While the optimal communication window depends on your workforce and benefits strategy, in most cases employee-facing communications start rolling out two to three months before enrollment. Why did I say “in most cases”? Because we’ve done successful rollouts with the news coming just a month ahead of enrollment. But, if you’re going the full replacement route, you’ll need to start communication much, much earlier—and that nine-month window will come in handy.
5. Communicating too late
While communicating too early can doom your CDHP rollout, so can communicating too late. Allow yourself enough time to lay the foundation for creating smart health care consumers and give your employees a chance to digest and react to the news. Also, when you give employees minimal notice, it causes stress, increases calls to your office and maybe even calls to your CEO. Anticipate employee needs, listen to their feedback, then respond and adjust your communication plan accordingly—all before annual enrollment begins.

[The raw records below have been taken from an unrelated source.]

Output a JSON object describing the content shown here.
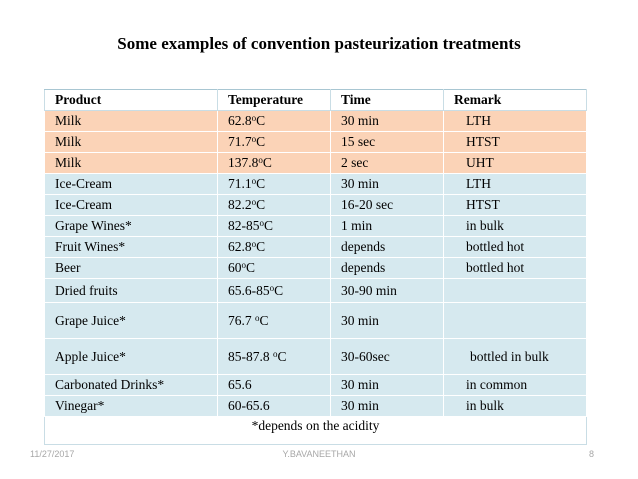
{
  "title": "Some examples of convention pasteurization treatments",
  "table": {
    "headers": {
      "product": "Product",
      "temperature": "Temperature",
      "time": "Time",
      "remark": "Remark"
    },
    "rows": [
      {
        "product": "Milk",
        "temp_main": "62.8",
        "temp_sup": "o",
        "temp_unit": "C",
        "time": "30 min",
        "remark": "LTH",
        "style": "peach"
      },
      {
        "product": "Milk",
        "temp_main": "71.7",
        "temp_sup": "o",
        "temp_unit": "C",
        "time": "15 sec",
        "remark": "HTST",
        "style": "peach"
      },
      {
        "product": "Milk",
        "temp_main": "137.8",
        "temp_sup": "o",
        "temp_unit": "C",
        "time": "2 sec",
        "remark": "UHT",
        "style": "peach"
      },
      {
        "product": "Ice-Cream",
        "temp_main": "71.1",
        "temp_sup": "o",
        "temp_unit": "C",
        "time": "30 min",
        "remark": "LTH",
        "style": "blue"
      },
      {
        "product": "Ice-Cream",
        "temp_main": "82.2",
        "temp_sup": "o",
        "temp_unit": "C",
        "time": "16-20 sec",
        "remark": "HTST",
        "style": "blue"
      },
      {
        "product": "Grape Wines*",
        "temp_main": "82-85",
        "temp_sup": "o",
        "temp_unit": "C",
        "time": "1 min",
        "remark": "in bulk",
        "style": "blue"
      },
      {
        "product": "Fruit Wines*",
        "temp_main": "62.8",
        "temp_sup": "o",
        "temp_unit": "C",
        "time": "depends",
        "remark": "bottled hot",
        "style": "blue"
      },
      {
        "product": "Beer",
        "temp_main": "60",
        "temp_sup": "o",
        "temp_unit": "C",
        "time": "depends",
        "remark": "bottled hot",
        "style": "blue"
      },
      {
        "product": "Dried fruits",
        "temp_main": "65.6-85",
        "temp_sup": "o",
        "temp_unit": "C",
        "time": "30-90 min",
        "remark": "",
        "style": "blue"
      },
      {
        "product": "Grape Juice*",
        "temp_main": "76.7 ",
        "temp_sup": "o",
        "temp_unit": "C",
        "time": "30 min",
        "remark": "",
        "style": "blue"
      },
      {
        "product": "Apple Juice*",
        "temp_main": "85-87.8 ",
        "temp_sup": "o",
        "temp_unit": "C",
        "time": "30-60sec",
        "remark": "bottled in bulk",
        "style": "blue"
      },
      {
        "product": "Carbonated Drinks*",
        "temp_main": "65.6",
        "temp_sup": "",
        "temp_unit": "",
        "time": "30 min",
        "remark": "in common",
        "style": "blue"
      },
      {
        "product": "Vinegar*",
        "temp_main": "60-65.6",
        "temp_sup": "",
        "temp_unit": "",
        "time": "30 min",
        "remark": "in bulk",
        "style": "blue"
      }
    ],
    "footnote": "*depends on the acidity"
  },
  "footer": {
    "date": "11/27/2017",
    "author": "Y.BAVANEETHAN",
    "page": "8"
  },
  "colors": {
    "peach_row": "#fbd3b7",
    "blue_row": "#d6e9ef",
    "footer_text": "#a7a7a7"
  }
}
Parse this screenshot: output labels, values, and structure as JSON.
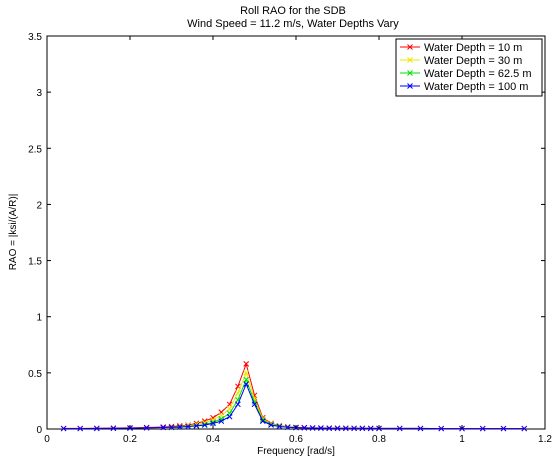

Also, don’t discount your sanity. You know how it feels when deadlines sneak up on you and overwhelm your working life. Mitigate that headache by allowing yourself plenty of time to communicate.
6. Lacking a strong viewpoint
Your employees look to you for advice and guidance about their benefits—whether you want them to or not. Even if you shy away from steering employees one way or the other, you still need to have a viewpoint on what plans and health care decisions are best for employees. If you know what scenarios play out best in the CDHP, tell your employees. Don’t be afraid to be bold, and don’t make employees do all the legwork. CDHPs are the future—no need to drag your feet in getting there.